Depuis quelques années, les éditeurs viennent à Cannes pour pitcher (« lancer ») leurs romans les plus aptes à être adaptés au cinéma, dans le cadre d’un rendez-vous installé « shoot the book », initié par le regretté Paul Otchakovsky-Laurence, le fondateur de POL, justement, qui a été par ailleurs président de l’avance sur recette au CNC pendant 3 ans. Pitcher un roman est en passe de devenir un métier à part entière. Certaines maisons d’édition, comme Gallimard ou le Seuil ont déjà leurs « pitchers » attitrés.Le jeu en vaut la chandelle, un film peut relancer le roman dont il est adapté. Jean-Paul Hirch, l’attaché de presse de POLconfirme « Nous allons ressortir les romans avec une jaquette reprenant l’affiche du film quand ils seront en salle ».
Combien coutent les droits d’un livre ? Les éditeurs préfèrent ne pas trop communiquer à ce sujet. « Cela dépend de la notoriété de l’auteur et du nombre d’exemplaires vendus en librairies » affirme, l’ex-redacteur en chef de Livres-Hebdo Vincy Thomas. Des estimations ? Autour de 60 000 euros pour « Le roman de Jim » de Pierric Bailly, le double pour « Limonov » d’Emmanuel Carrère ( Prix Renaudot). Et encore beaucoup plus, estime-t-il, pour « Au revoir là-haut » de Philippe Lemaitre (Goncourt en 2013). Kirill Serebrennikov a par ailleurs adapté « La disparition de Joseph Mengele » d’Olivier Guez (Grasset), sur la fuite de l’ancien médecin tortionnaire à Auschwitz.

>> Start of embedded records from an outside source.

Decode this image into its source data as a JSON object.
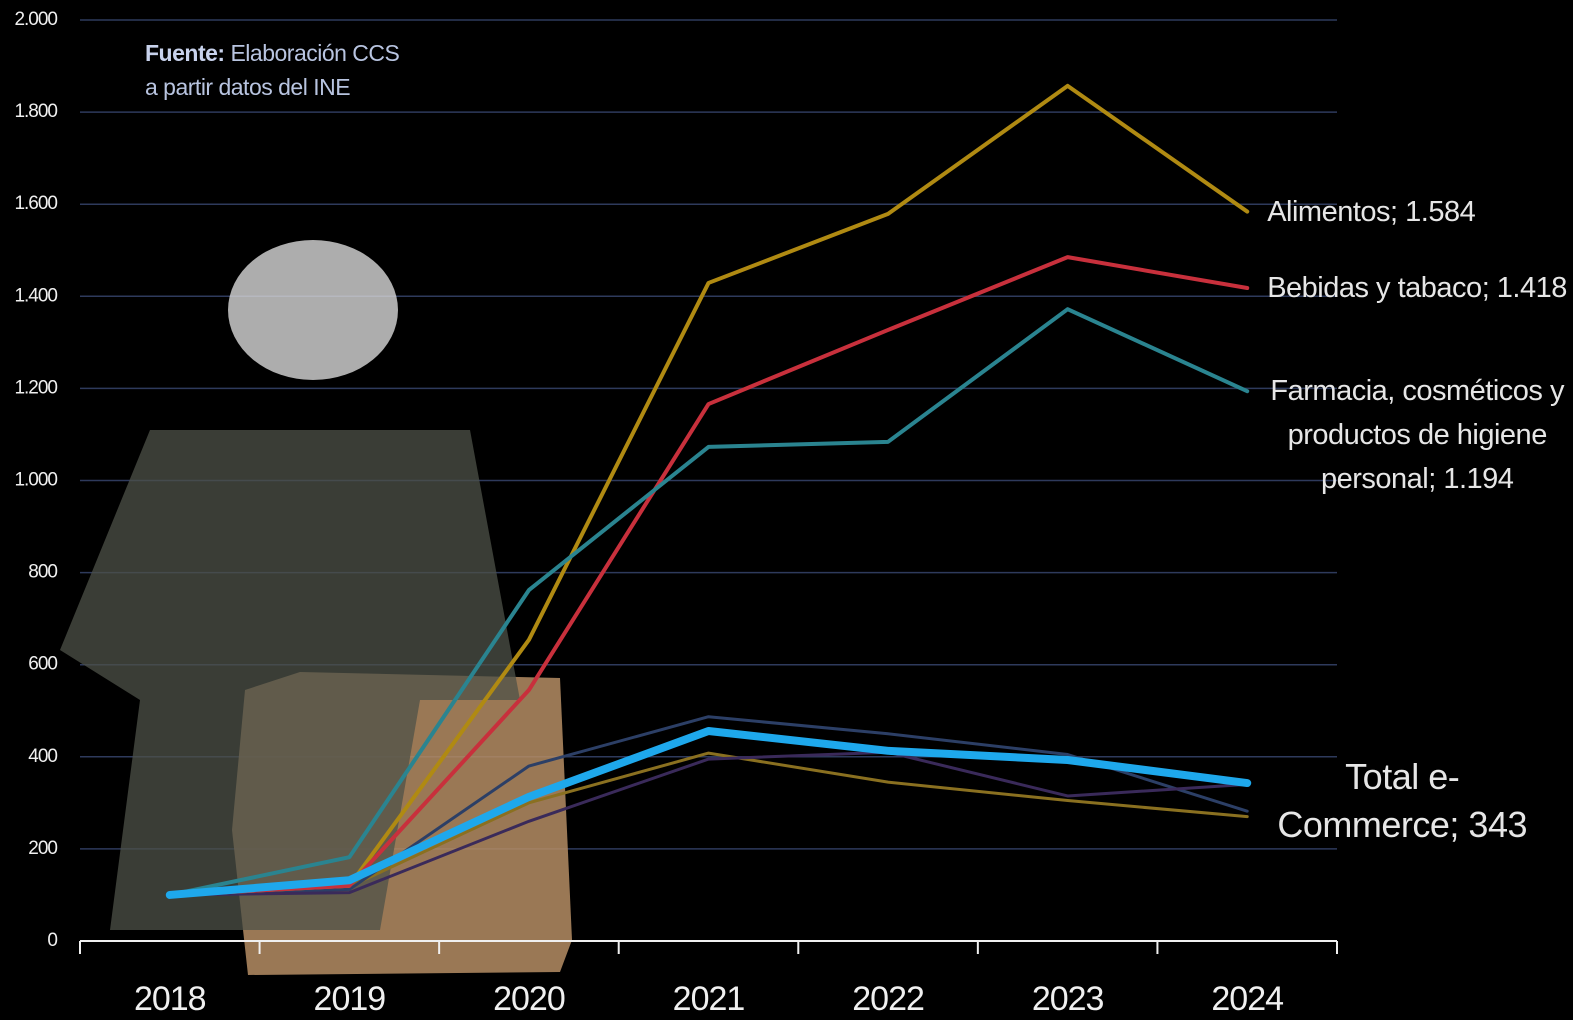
{
  "chart_data": {
    "type": "line",
    "source_label": "Fuente:",
    "source": "Elaboración CCS a partir datos del INE",
    "categories": [
      "2018",
      "2019",
      "2020",
      "2021",
      "2022",
      "2023",
      "2024"
    ],
    "ylim": [
      0,
      2000
    ],
    "yticks": [
      0,
      200,
      400,
      600,
      800,
      {
        "value": 1000,
        "label": "1.000"
      },
      {
        "value": 1200,
        "label": "1.200"
      },
      {
        "value": 1400,
        "label": "1.400"
      },
      {
        "value": 1600,
        "label": "1.600"
      },
      {
        "value": 1800,
        "label": "1.800"
      },
      {
        "value": 2000,
        "label": "2.000"
      }
    ],
    "grid": true,
    "series": [
      {
        "color": "#8a7020",
        "width": 3,
        "values": [
          100,
          118,
          300,
          408,
          345,
          305,
          270
        ]
      },
      {
        "color": "#2c3f66",
        "width": 3,
        "values": [
          100,
          112,
          380,
          487,
          450,
          405,
          282
        ]
      },
      {
        "color": "#3a2a5a",
        "width": 3,
        "values": [
          100,
          105,
          260,
          395,
          410,
          315,
          340
        ]
      },
      {
        "name": "Alimentos; 1.584",
        "color": "#b08a12",
        "width": 4,
        "values": [
          100,
          120,
          654,
          1429,
          1579,
          1857,
          1584
        ]
      },
      {
        "name": "Bebidas y tabaco; 1.418",
        "color": "#c8303c",
        "width": 4,
        "values": [
          100,
          120,
          545,
          1166,
          1327,
          1485,
          1418
        ]
      },
      {
        "name": "Farmacia, cosméticos y productos de higiene personal; 1.194",
        "color": "#2a8490",
        "width": 4,
        "values": [
          100,
          182,
          762,
          1073,
          1084,
          1372,
          1194
        ]
      },
      {
        "name": "Total e-Commerce; 343",
        "color": "#1ea8ec",
        "width": 8,
        "values": [
          100,
          132,
          313,
          456,
          413,
          393,
          343
        ]
      }
    ]
  }
}
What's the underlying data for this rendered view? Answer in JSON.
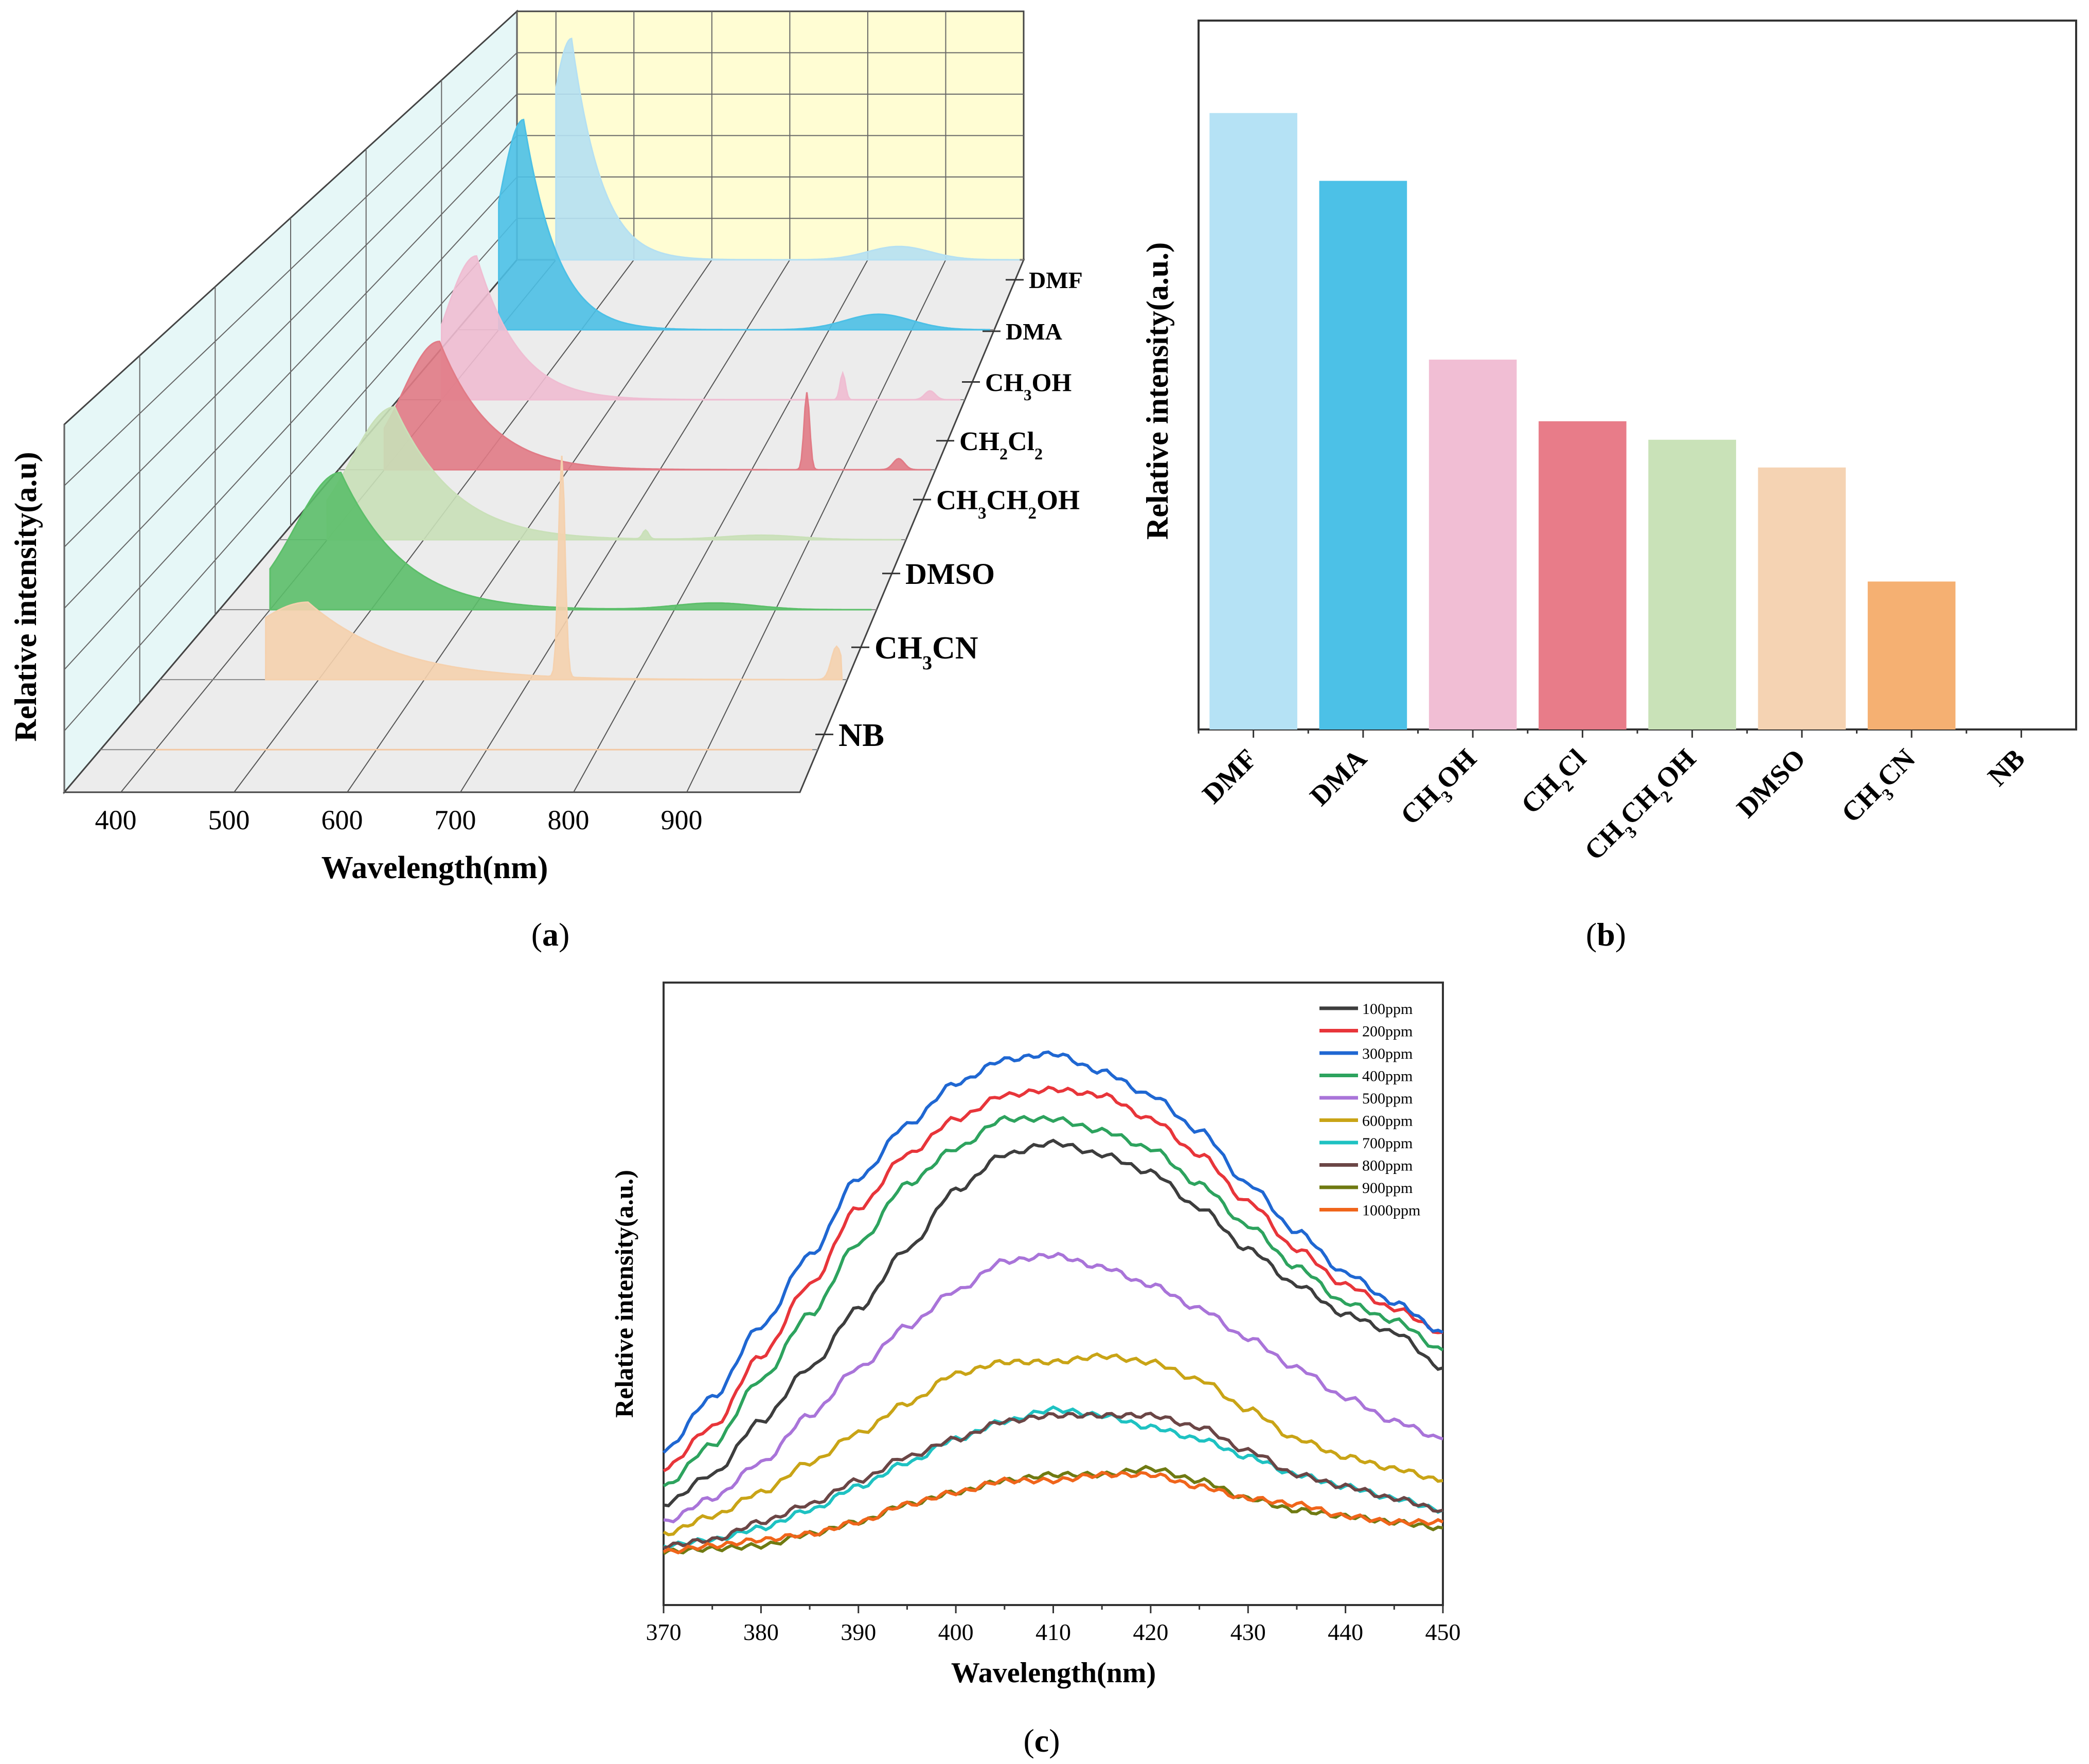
{
  "panels": {
    "a": {
      "caption_open": "(",
      "caption_letter": "a",
      "caption_close": ")",
      "xlabel": "Wavelength(nm)",
      "ylabel": "Relative intensity(a.u)",
      "ticks": [
        "400",
        "500",
        "600",
        "700",
        "800",
        "900"
      ],
      "series_labels": [
        {
          "main": "DMF",
          "sub": []
        },
        {
          "main": "DMA",
          "sub": []
        },
        {
          "main": "CH3OH",
          "parts": [
            "CH",
            "3",
            "OH"
          ]
        },
        {
          "main": "CH2Cl2",
          "parts": [
            "CH",
            "2",
            "Cl",
            "2",
            ""
          ]
        },
        {
          "main": "CH3CH2OH",
          "parts": [
            "CH",
            "3",
            "CH",
            "2",
            "OH"
          ]
        },
        {
          "main": "DMSO",
          "sub": []
        },
        {
          "main": "CH3CN",
          "parts": [
            "CH",
            "3",
            "CN"
          ]
        },
        {
          "main": "NB",
          "sub": []
        }
      ]
    },
    "b": {
      "caption_open": "(",
      "caption_letter": "b",
      "caption_close": ")",
      "ylabel": "Relative intensity(a.u.)"
    },
    "c": {
      "caption_open": "(",
      "caption_letter": "c",
      "caption_close": ")",
      "xlabel": "Wavelength(nm)",
      "ylabel": "Relative intensity(a.u.)"
    }
  },
  "chart_data": [
    {
      "panel": "a",
      "type": "area",
      "xlabel": "Wavelength(nm)",
      "ylabel": "Relative intensity(a.u)",
      "xlim": [
        350,
        1000
      ],
      "xticks": [
        400,
        500,
        600,
        700,
        800,
        900
      ],
      "grid": true,
      "series": [
        {
          "name": "DMF",
          "color": "#b5e0f2",
          "peak_x": 420,
          "peak_y": 1.0,
          "width": 28,
          "start": 400,
          "secondary": [
            [
              840,
              0.06,
              40
            ]
          ]
        },
        {
          "name": "DMA",
          "color": "#4cc0e6",
          "peak_x": 430,
          "peak_y": 0.95,
          "width": 30,
          "start": 400,
          "secondary": [
            [
              860,
              0.07,
              40
            ]
          ]
        },
        {
          "name": "CH3OH",
          "color": "#efbdd2",
          "peak_x": 440,
          "peak_y": 0.65,
          "width": 35,
          "start": 400,
          "secondary": [
            [
              860,
              0.12,
              3
            ],
            [
              960,
              0.04,
              6
            ]
          ]
        },
        {
          "name": "CH2Cl2",
          "color": "#e17b86",
          "peak_x": 460,
          "peak_y": 0.58,
          "width": 40,
          "start": 400,
          "secondary": [
            [
              860,
              0.35,
              3
            ],
            [
              960,
              0.05,
              6
            ]
          ]
        },
        {
          "name": "CH3CH2OH",
          "color": "#c9e0b8",
          "peak_x": 470,
          "peak_y": 0.6,
          "width": 45,
          "start": 400,
          "secondary": [
            [
              730,
              0.04,
              3
            ],
            [
              850,
              0.02,
              40
            ]
          ]
        },
        {
          "name": "DMSO",
          "color": "#5cbf6a",
          "peak_x": 470,
          "peak_y": 0.62,
          "width": 45,
          "start": 400,
          "secondary": [
            [
              840,
              0.03,
              40
            ]
          ]
        },
        {
          "name": "CH3CN",
          "color": "#f5d1ae",
          "peak_x": 490,
          "peak_y": 0.35,
          "width": 60,
          "start": 450,
          "secondary": [
            [
              730,
              1.0,
              3
            ],
            [
              990,
              0.15,
              5
            ]
          ]
        },
        {
          "name": "NB",
          "color": "#f2c8a4",
          "peak_x": 500,
          "peak_y": 0.0,
          "width": 10,
          "start": 400,
          "secondary": []
        }
      ]
    },
    {
      "panel": "b",
      "type": "bar",
      "ylabel": "Relative intensity(a.u.)",
      "categories": [
        "DMF",
        "DMA",
        "CH3OH",
        "CH2Cl",
        "CH3CH2OH",
        "DMSO",
        "CH3CN",
        "NB"
      ],
      "category_parts": [
        [
          "DMF"
        ],
        [
          "DMA"
        ],
        [
          "CH",
          "3",
          "OH"
        ],
        [
          "CH",
          "2",
          "Cl"
        ],
        [
          "CH",
          "3",
          "CH",
          "2",
          "OH"
        ],
        [
          "DMSO"
        ],
        [
          "CH",
          "3",
          "CN"
        ],
        [
          "NB"
        ]
      ],
      "values": [
        1.0,
        0.89,
        0.6,
        0.5,
        0.47,
        0.425,
        0.24,
        0.0
      ],
      "colors": [
        "#b5e2f5",
        "#4cc1e7",
        "#f1bed4",
        "#e87c89",
        "#c9e2b8",
        "#f5d3b3",
        "#f5b072",
        "#ffffff"
      ],
      "ylim": [
        0,
        1.15
      ],
      "grid": false
    },
    {
      "panel": "c",
      "type": "line",
      "xlabel": "Wavelength(nm)",
      "ylabel": "Relative intensity(a.u.)",
      "xlim": [
        370,
        450
      ],
      "xticks": [
        370,
        380,
        390,
        400,
        410,
        420,
        430,
        440,
        450
      ],
      "ylim": [
        0,
        1.05
      ],
      "legend_position": "top-right",
      "grid": false,
      "x": [
        370,
        375,
        380,
        385,
        390,
        395,
        400,
        405,
        410,
        415,
        420,
        425,
        430,
        435,
        440,
        445,
        450
      ],
      "series": [
        {
          "name": "100ppm",
          "color": "#3d3d3d",
          "values": [
            0.17,
            0.22,
            0.31,
            0.4,
            0.5,
            0.6,
            0.7,
            0.76,
            0.78,
            0.76,
            0.73,
            0.67,
            0.6,
            0.54,
            0.49,
            0.46,
            0.4
          ]
        },
        {
          "name": "200ppm",
          "color": "#e8353a",
          "values": [
            0.23,
            0.3,
            0.42,
            0.54,
            0.67,
            0.76,
            0.82,
            0.86,
            0.87,
            0.86,
            0.82,
            0.76,
            0.68,
            0.6,
            0.54,
            0.5,
            0.46
          ]
        },
        {
          "name": "300ppm",
          "color": "#1f67d2",
          "values": [
            0.26,
            0.35,
            0.47,
            0.59,
            0.72,
            0.81,
            0.88,
            0.92,
            0.93,
            0.9,
            0.86,
            0.8,
            0.71,
            0.63,
            0.56,
            0.51,
            0.46
          ]
        },
        {
          "name": "400ppm",
          "color": "#2da35e",
          "values": [
            0.2,
            0.27,
            0.38,
            0.49,
            0.61,
            0.71,
            0.77,
            0.82,
            0.82,
            0.8,
            0.77,
            0.71,
            0.64,
            0.57,
            0.51,
            0.48,
            0.43
          ]
        },
        {
          "name": "500ppm",
          "color": "#a974d9",
          "values": [
            0.14,
            0.18,
            0.24,
            0.32,
            0.4,
            0.47,
            0.53,
            0.58,
            0.59,
            0.57,
            0.54,
            0.5,
            0.45,
            0.4,
            0.35,
            0.31,
            0.28
          ]
        },
        {
          "name": "600ppm",
          "color": "#c9a416",
          "values": [
            0.12,
            0.15,
            0.19,
            0.24,
            0.29,
            0.34,
            0.39,
            0.41,
            0.41,
            0.42,
            0.41,
            0.38,
            0.33,
            0.28,
            0.25,
            0.23,
            0.21
          ]
        },
        {
          "name": "700ppm",
          "color": "#1ec2c2",
          "values": [
            0.1,
            0.11,
            0.13,
            0.16,
            0.2,
            0.24,
            0.28,
            0.31,
            0.33,
            0.32,
            0.3,
            0.28,
            0.25,
            0.22,
            0.2,
            0.18,
            0.16
          ]
        },
        {
          "name": "800ppm",
          "color": "#6b4646",
          "values": [
            0.1,
            0.11,
            0.14,
            0.17,
            0.21,
            0.25,
            0.28,
            0.31,
            0.32,
            0.32,
            0.32,
            0.3,
            0.26,
            0.22,
            0.2,
            0.18,
            0.16
          ]
        },
        {
          "name": "900ppm",
          "color": "#6f7a12",
          "values": [
            0.09,
            0.095,
            0.1,
            0.12,
            0.14,
            0.17,
            0.19,
            0.21,
            0.22,
            0.22,
            0.23,
            0.21,
            0.18,
            0.16,
            0.15,
            0.14,
            0.13
          ]
        },
        {
          "name": "1000ppm",
          "color": "#f0651b",
          "values": [
            0.09,
            0.1,
            0.11,
            0.12,
            0.14,
            0.17,
            0.19,
            0.21,
            0.21,
            0.22,
            0.22,
            0.2,
            0.18,
            0.17,
            0.15,
            0.14,
            0.14
          ]
        }
      ]
    }
  ]
}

La littérature peut faire du bien au cinéma et, à Cannes, les films primés sont souvent écrits par leurs auteurs. La dernière palme d’or attribuée à un film adapté d’un livre remonte à 2013, et c’était une bande dessinée, La Vie d’Adèle, d’Abdelatif Kechiche, d’après Le bleu est une couleur chaude de Jul’ Maroh. Sinon il faut remonter encore plus loin, à 2008, à Entre les murs de Laurent Cantet, d’après François Béaudeau, film dans lequel l’auteur joue son propre rôle-fictif.
On retrouve d’ailleurs également l’écrivain Emmanuel Carrère, jouant dans la même situation dans une courte scène du film de Kirill Serebrennikov. Contrairement à François Bégaudeau, Emmanuel Carrère n’a pas participé à l’écriture du scénario adapté de son roman, mais l’idée est la même, celle d’un auteur qui voit à la fois son œuvre littéraire, son personnage voire sa personne, transposée sur grand écran.